The detained leader of the Indigenous People of Biafra (IPOB), Nnamdi Kanu said that his life was in danger as most of his visitors were allegedly arrested and killed by operatives of the Department of State Services (DSS).
He said this in court during his secret trial alongside his co-defendants which began Tuesday, December 10 before the Abuja division of the Federal High Court amid heavy security and protest.
Kanu, alongside three other pro-Biafra agitators, Mr. Chidiebere Onwudiwe, Benjamin Madubugwu and David Nwawuisi are standing trial before Justice Binta Nyako on charges bordering on treasonable felony and terrorism.
But they are challenging the competency of the 11-count charge slammed against them by the Federal Government.
Kanu was brought to court in an enclose was brought to court in an enclosed Hilux van while an open Hilux with prison officers followed closely.
Before their trial commenced, a group of pro-Biafra protesters in Jewish garments besieged the court, demanding an open trial of the defendants.
A team of security operatives had to prevent the rampaging protesters from accessing the court complex.
Justice Binta Nyako had ordered the prosecution counsel, Mr. Shuaibu Labaran to file his reply, on the motion challenging the competence of the charge.
The court directed that the prosecution should serve his reply on the defence and adjourned till tomorrow Thursday for adoption of all the processes to enable the court deliver its ruling on the application.
Meanwhile, counsel to the Biafra leader, who is the first defendant in the matter, Ifeanyi Ejiofor informed the court that some of the relatives of the defendants who visited them at Kuje Prison were arrested and being detained by the DSS since two months ago.
“The information we are getting is that most of them have been killed by operatives of the DSS. My client is no longer safe in custody.
“The DSS counsel, Mr Labaran should make their corpses available to us for burial.
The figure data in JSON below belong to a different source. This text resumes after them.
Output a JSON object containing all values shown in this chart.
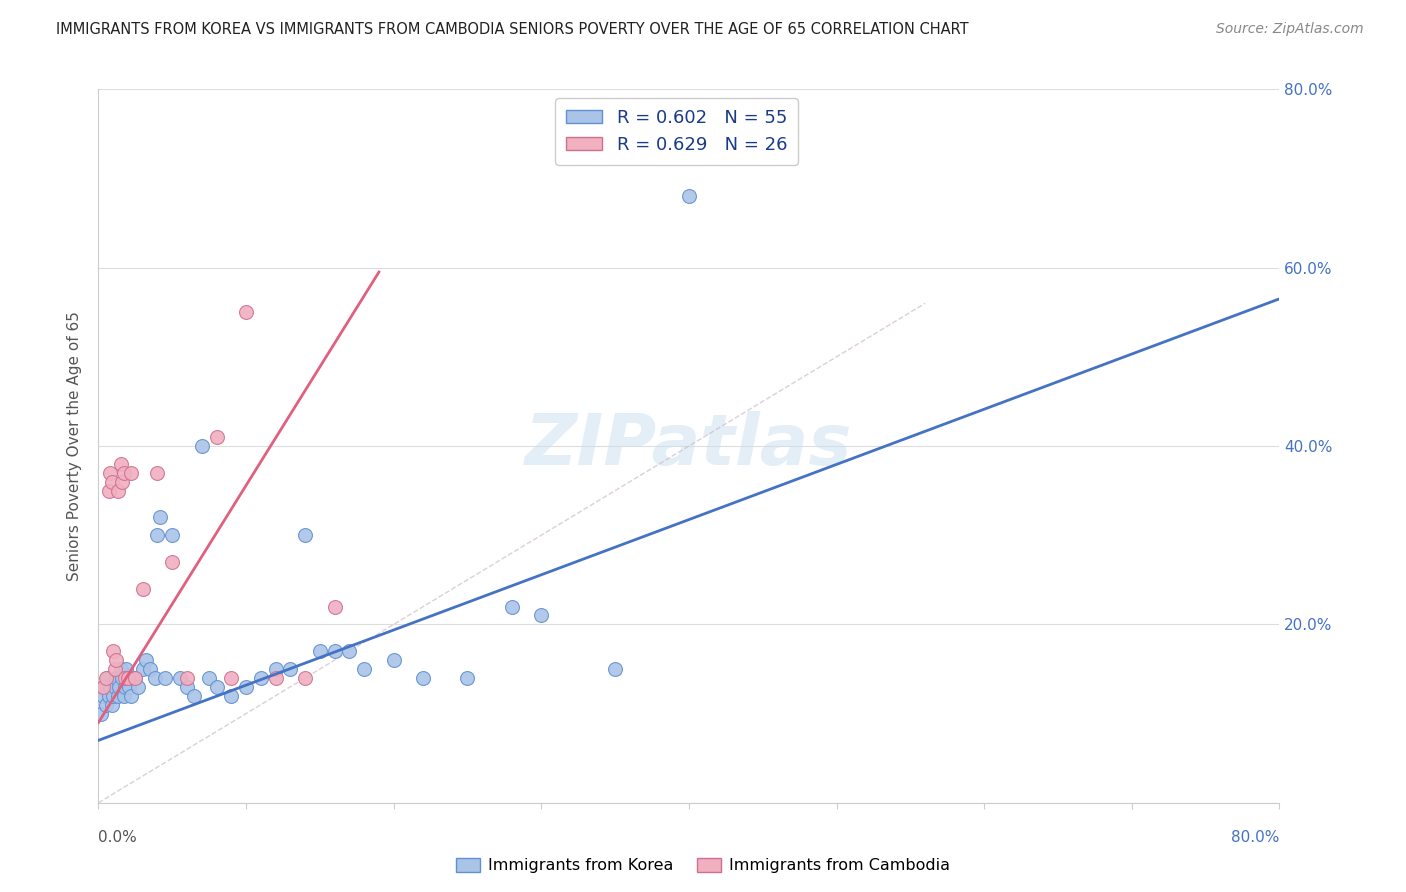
{
  "title": "IMMIGRANTS FROM KOREA VS IMMIGRANTS FROM CAMBODIA SENIORS POVERTY OVER THE AGE OF 65 CORRELATION CHART",
  "source": "Source: ZipAtlas.com",
  "ylabel": "Seniors Poverty Over the Age of 65",
  "xlim": [
    0,
    0.8
  ],
  "ylim": [
    0,
    0.8
  ],
  "legend_korea_R": "R = 0.602",
  "legend_korea_N": "N = 55",
  "legend_cambodia_R": "R = 0.629",
  "legend_cambodia_N": "N = 26",
  "color_korea_fill": "#aac4e8",
  "color_korea_edge": "#6090d0",
  "color_cambodia_fill": "#f0b0c0",
  "color_cambodia_edge": "#d07090",
  "color_korea_line": "#4472c4",
  "color_cambodia_line": "#e06080",
  "korea_scatter_x": [
    0.002,
    0.003,
    0.004,
    0.005,
    0.006,
    0.007,
    0.008,
    0.009,
    0.01,
    0.011,
    0.012,
    0.013,
    0.014,
    0.015,
    0.016,
    0.017,
    0.018,
    0.019,
    0.02,
    0.021,
    0.022,
    0.023,
    0.025,
    0.027,
    0.03,
    0.032,
    0.035,
    0.038,
    0.04,
    0.042,
    0.045,
    0.05,
    0.055,
    0.06,
    0.065,
    0.07,
    0.075,
    0.08,
    0.09,
    0.1,
    0.11,
    0.12,
    0.13,
    0.14,
    0.15,
    0.16,
    0.17,
    0.18,
    0.2,
    0.22,
    0.25,
    0.28,
    0.3,
    0.35,
    0.4
  ],
  "korea_scatter_y": [
    0.1,
    0.12,
    0.13,
    0.11,
    0.14,
    0.12,
    0.13,
    0.11,
    0.12,
    0.13,
    0.14,
    0.12,
    0.13,
    0.15,
    0.14,
    0.12,
    0.13,
    0.15,
    0.14,
    0.13,
    0.12,
    0.14,
    0.14,
    0.13,
    0.15,
    0.16,
    0.15,
    0.14,
    0.3,
    0.32,
    0.14,
    0.3,
    0.14,
    0.13,
    0.12,
    0.4,
    0.14,
    0.13,
    0.12,
    0.13,
    0.14,
    0.15,
    0.15,
    0.3,
    0.17,
    0.17,
    0.17,
    0.15,
    0.16,
    0.14,
    0.14,
    0.22,
    0.21,
    0.15,
    0.68
  ],
  "cambodia_scatter_x": [
    0.003,
    0.005,
    0.007,
    0.008,
    0.009,
    0.01,
    0.011,
    0.012,
    0.013,
    0.015,
    0.016,
    0.017,
    0.018,
    0.02,
    0.022,
    0.025,
    0.03,
    0.04,
    0.05,
    0.06,
    0.08,
    0.09,
    0.1,
    0.12,
    0.14,
    0.16
  ],
  "cambodia_scatter_y": [
    0.13,
    0.14,
    0.35,
    0.37,
    0.36,
    0.17,
    0.15,
    0.16,
    0.35,
    0.38,
    0.36,
    0.37,
    0.14,
    0.14,
    0.37,
    0.14,
    0.24,
    0.37,
    0.27,
    0.14,
    0.41,
    0.14,
    0.55,
    0.14,
    0.14,
    0.22
  ],
  "korea_line_x": [
    0.0,
    0.8
  ],
  "korea_line_y": [
    0.07,
    0.565
  ],
  "cambodia_line_x": [
    0.0,
    0.19
  ],
  "cambodia_line_y": [
    0.09,
    0.595
  ],
  "diag_line_x": [
    0.0,
    0.56
  ],
  "diag_line_y": [
    0.0,
    0.56
  ],
  "xticks": [
    0.0,
    0.1,
    0.2,
    0.3,
    0.4,
    0.5,
    0.6,
    0.7,
    0.8
  ],
  "yticks": [
    0.0,
    0.2,
    0.4,
    0.6,
    0.8
  ],
  "ytick_labels_right": [
    "20.0%",
    "40.0%",
    "60.0%",
    "80.0%"
  ],
  "ytick_vals_right": [
    0.2,
    0.4,
    0.6,
    0.8
  ]
}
The matter is before the court and the DSS must respect the court,” Ejiofor stated.
One of the defence counsel, Mr Maxwell Okpara, in his submission accused the DSS of making the process of visiting the defendants cumbersome.
According to him, the DSS subjects lawyers to rigorous questioning and make lawyers fill two separate forms with detailed information before being allowed to see their clients in prison custody.
Okpara, therefore, prayed the court for a pronouncement on the visiting procedures for easy access to their clients.